Windhoek - The Bank of Namibia's decision to increase the repo rate by 50 basis points, from 7.25% to 7.75%, with immediate effect, has left many Namibian consumers struggling to survive. The repo rate is the lending rate offered by a central bank to commercial banks for their short-term funding requirements, and commercial banks pass on the interest rate levied by the central bank to their consumers through interest charges on loans. The increase will impact Namibian consumers who rely on debt to survive, making it more expensive for individuals and businesses to borrow money, which can lead to a decrease in demand for credit.
The governor of the Bank of Namibia, Johannes !Gawaxab, stated that the increase was necessary to safeguard the one-to-one link between the Namibian Dollar and the South African Rand, contain inflationary pressures, stem their associated second-round effects, and anchor inflation expectations. He also urged consumers to change their spending behaviors due to the unfavorable interest rate environment.
However, this move will severely impact Namibian consumers who rely on debt to survive. The household sector in Namibia accounts for the majority of private sector credit extended by the banking sector over the past five years, and households’ debt servicing costs almost doubled from 2020 to 2022, according to the financial stability report for 2022 released by the Bank of Namibia and the Namibia Financial Institutions Supervisory Authority.
For analyst Ronald Joma from Equity Axis who is currently in Namibia, the bank has set debtors up for a fall. "Consumers would do well to drive a stake through notions of incurring obligations in this climate. This rise piles pressure onto households stretched taut by double-digit debt service costs,” he said. Joma argues fiscal fixes best remedy supply-side shocks in tethered economies, supporting sectors slammed by factors like a 12% rand rout versus the dollar.
That External vulnerabilities have the economy in their thrall is incontrovertible. Greylisting, blackouts and Kremlin coziness have swooned the rand, transmitting turmoil to Namibia.
Yet the governor gainsays those crying "check the supply side". We have a mandate to protect the peg, !Gawaxab contends. Differing even slightly from South Africa would foment arbitrage. So banks burden borrowers and fetter growth to safeguard the link.
Joma terms this “skewed logic that shall slow activity by denting demand.” But protectionism reigns as policymakers insist they wield but one tool, rates, to achieve stability. They pledge, though, to explore “solutions” to keep roofs over heads, claiming banks share in shouldering the load. Little solace for those set to lose their homes, spotlighting the human toll of technocratic parlance like “financial stability”.

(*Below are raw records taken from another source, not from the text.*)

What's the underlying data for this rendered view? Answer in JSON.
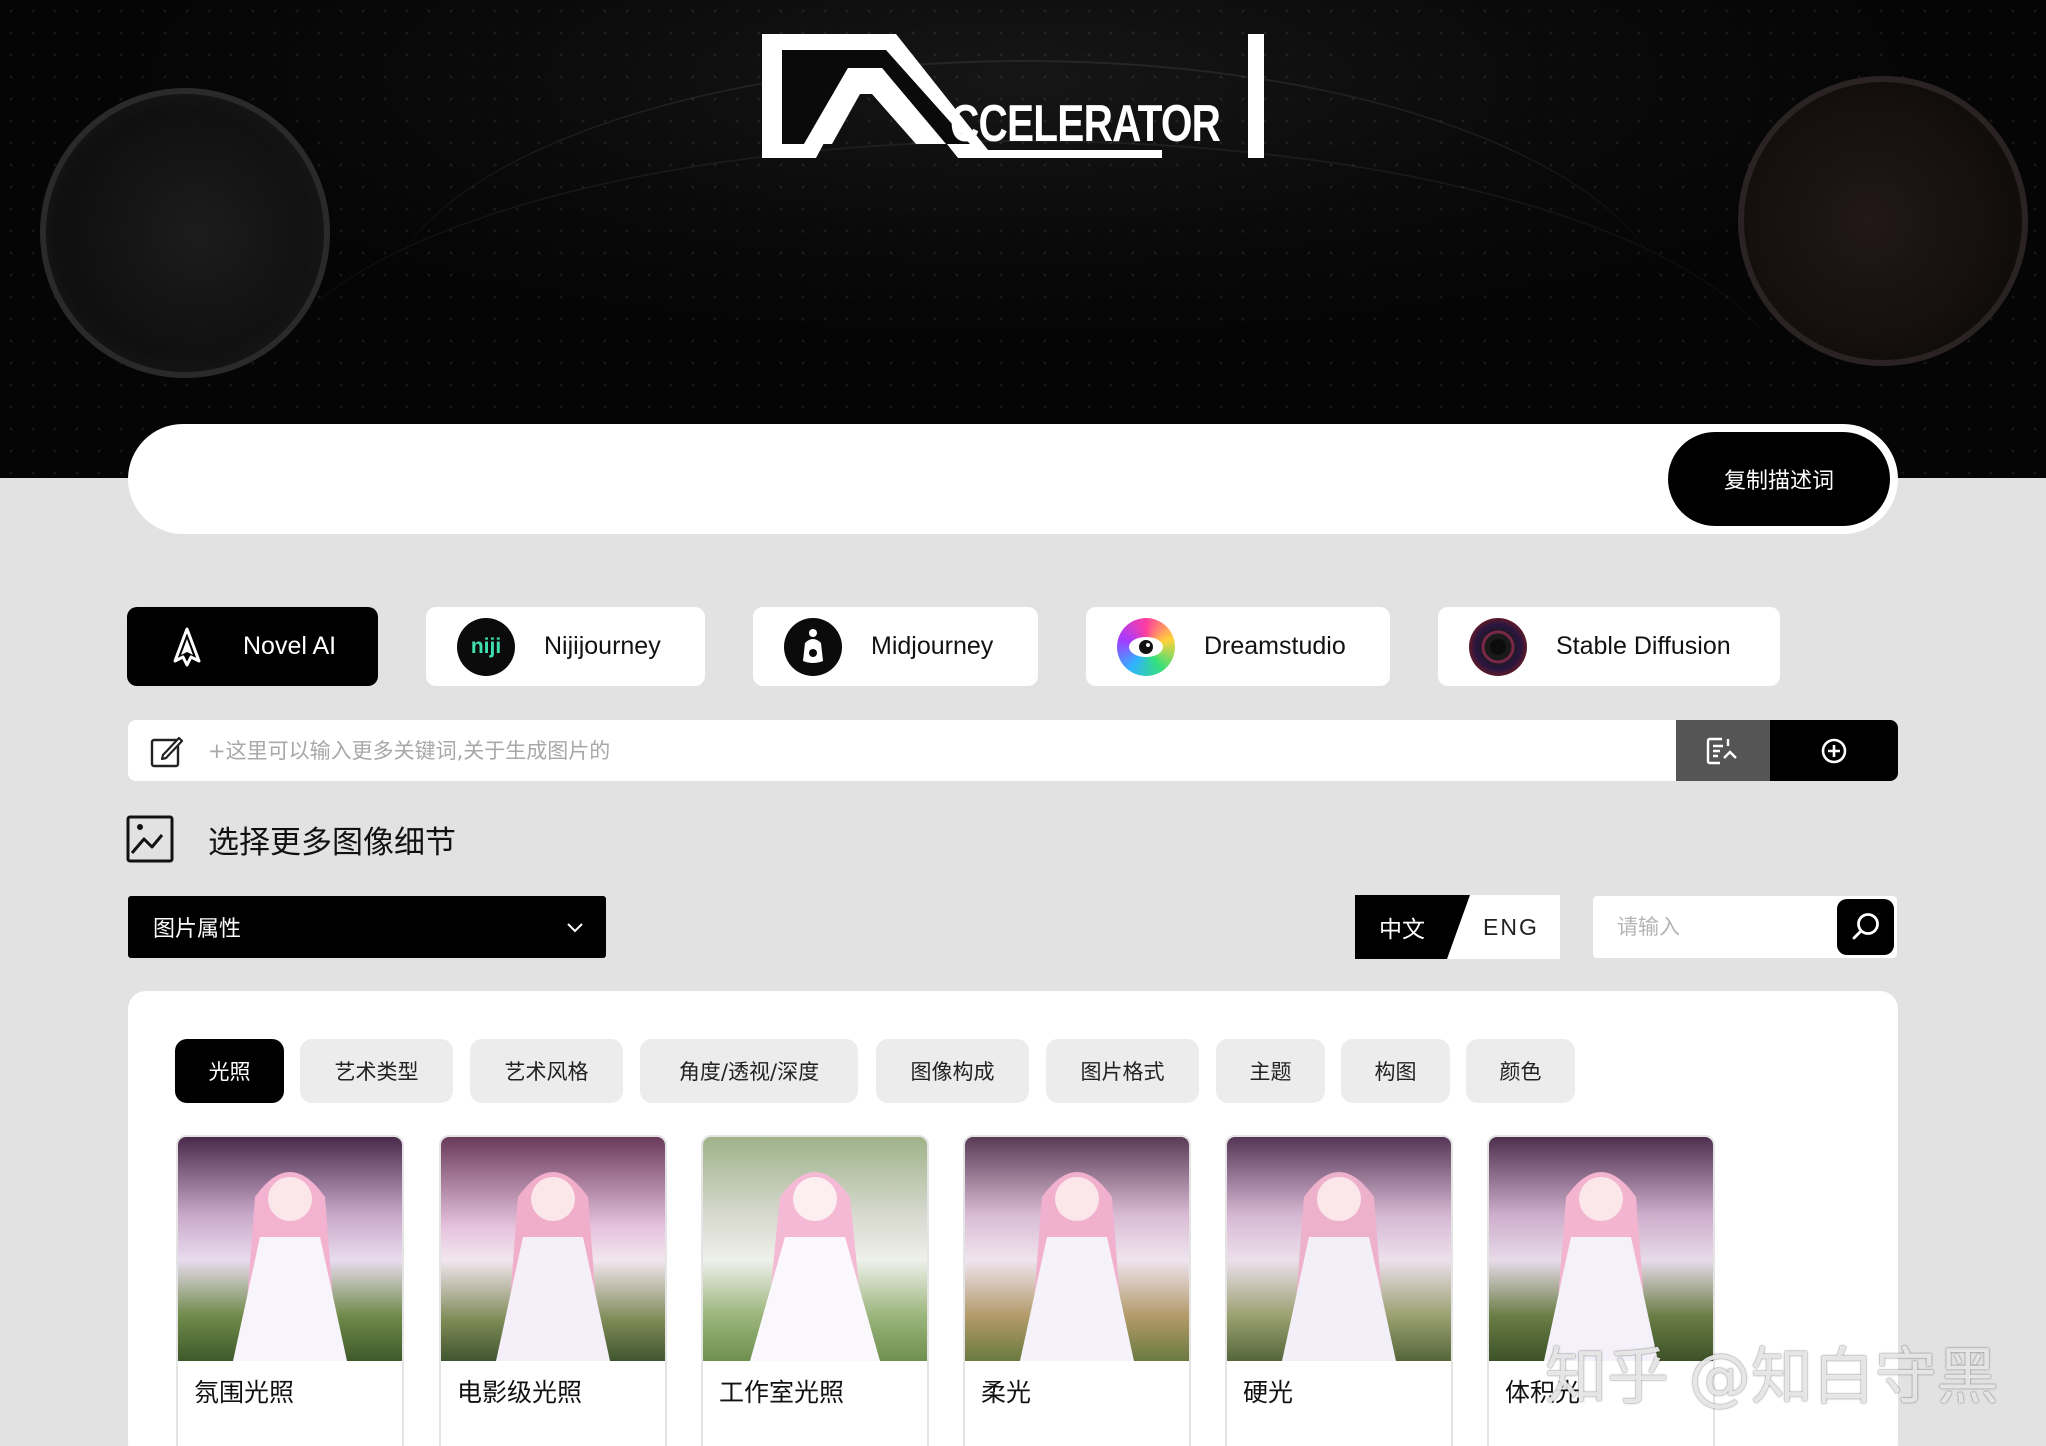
{
  "header": {
    "logo_text": "CCELERATOR"
  },
  "prompt": {
    "value": "",
    "copy_label": "复制描述词"
  },
  "models": [
    {
      "label": "Novel AI",
      "icon": "novelai-logo-icon",
      "active": true
    },
    {
      "label": "Nijijourney",
      "icon": "niji-logo-icon",
      "icon_text": "niji",
      "active": false
    },
    {
      "label": "Midjourney",
      "icon": "midjourney-logo-icon",
      "active": false
    },
    {
      "label": "Dreamstudio",
      "icon": "dreamstudio-logo-icon",
      "active": false
    },
    {
      "label": "Stable Diffusion",
      "icon": "stable-diffusion-logo-icon",
      "active": false
    }
  ],
  "keywords": {
    "placeholder": "+这里可以输入更多关键词,关于生成图片的",
    "value": ""
  },
  "section": {
    "title": "选择更多图像细节"
  },
  "attribute_select": {
    "selected": "图片属性"
  },
  "language": {
    "zh_label": "中文",
    "en_label": "ENG",
    "active": "中文"
  },
  "search": {
    "placeholder": "请输入",
    "value": ""
  },
  "categories": [
    {
      "label": "光照",
      "active": true
    },
    {
      "label": "艺术类型",
      "active": false
    },
    {
      "label": "艺术风格",
      "active": false
    },
    {
      "label": "角度/透视/深度",
      "active": false
    },
    {
      "label": "图像构成",
      "active": false
    },
    {
      "label": "图片格式",
      "active": false
    },
    {
      "label": "主题",
      "active": false
    },
    {
      "label": "构图",
      "active": false
    },
    {
      "label": "颜色",
      "active": false
    }
  ],
  "cards": [
    {
      "label": "氛围光照"
    },
    {
      "label": "电影级光照"
    },
    {
      "label": "工作室光照"
    },
    {
      "label": "柔光"
    },
    {
      "label": "硬光"
    },
    {
      "label": "体积光"
    }
  ],
  "watermark": "知乎 @知白守黑",
  "colors": {
    "accent": "#000000",
    "background": "#e2e2e2",
    "panel": "#ffffff",
    "inactive_tab": "#ececec"
  }
}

The increase in interest rates could also have a dampening effect on economic growth, as consumption and investment may slow down due to reduced borrowing and spending. The Economic Association of Namibia (EAN) also warned that higher interest rates can affect the affordability of new loans, making it more expensive for individuals and businesses to borrow money.

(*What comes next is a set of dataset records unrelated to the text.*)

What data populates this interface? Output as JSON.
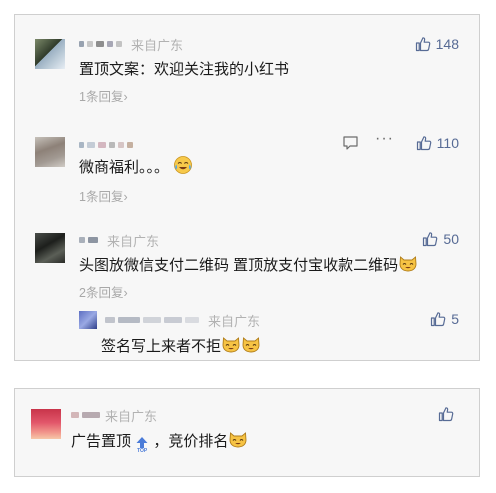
{
  "comments": [
    {
      "from": "来自广东",
      "text": "置顶文案：欢迎关注我的小红书",
      "likes": "148",
      "replies": "1条回复"
    },
    {
      "from": "",
      "text": "微商福利。。。",
      "likes": "110",
      "replies": "1条回复"
    },
    {
      "from": "来自广东",
      "text": "头图放微信支付二维码 置顶放支付宝收款二维码",
      "likes": "50",
      "replies": "2条回复",
      "reply": {
        "from": "来自广东",
        "text": "签名写上来者不拒",
        "likes": "5"
      }
    }
  ],
  "ad_comment": {
    "from": "来自广东",
    "text_before": "广告置顶",
    "text_after": "，竞价排名",
    "top_badge": "TOP"
  },
  "colors": {
    "accent": "#576b95",
    "meta": "#a8a8a8",
    "panel_bg": "#f7f7f7"
  },
  "icons": [
    "thumbs-up-icon",
    "comment-icon",
    "more-icon",
    "smile-cat-emoji",
    "crying-emoji",
    "top-arrow-icon"
  ]
}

Despite the concerns raised by economists and consumers, the Bank of Namibia remains firm on its decision to raise the interest rates to safeguard the currency peg and contain inflationary pressures. The governor also expressed empathy for people losing their houses due to the increase in debt servicing costs and noted that the banks have been trying to do everything they can to keep owners in their houses rather than foreclosing on them.This third hike in six months signals determination to break the back of price pressures. The increase, coming atop April and January moves, means a cumulative 100 basis points added to costs this year.
In conclusion, the Bank of Namibia's decision to raise interest rates may have been necessary to safeguard the currency peg and contain inflationary pressures, but it comes at a significant cost to Namibian consumers who rely on debt to survive. The increase in debt servicing costs may lead to more repossessions and hardship for already struggling households. It remains to be seen how the Namibian economy will adjust to the higher interest rates, and whether the move will have the desired effect of containing inflationary pressures.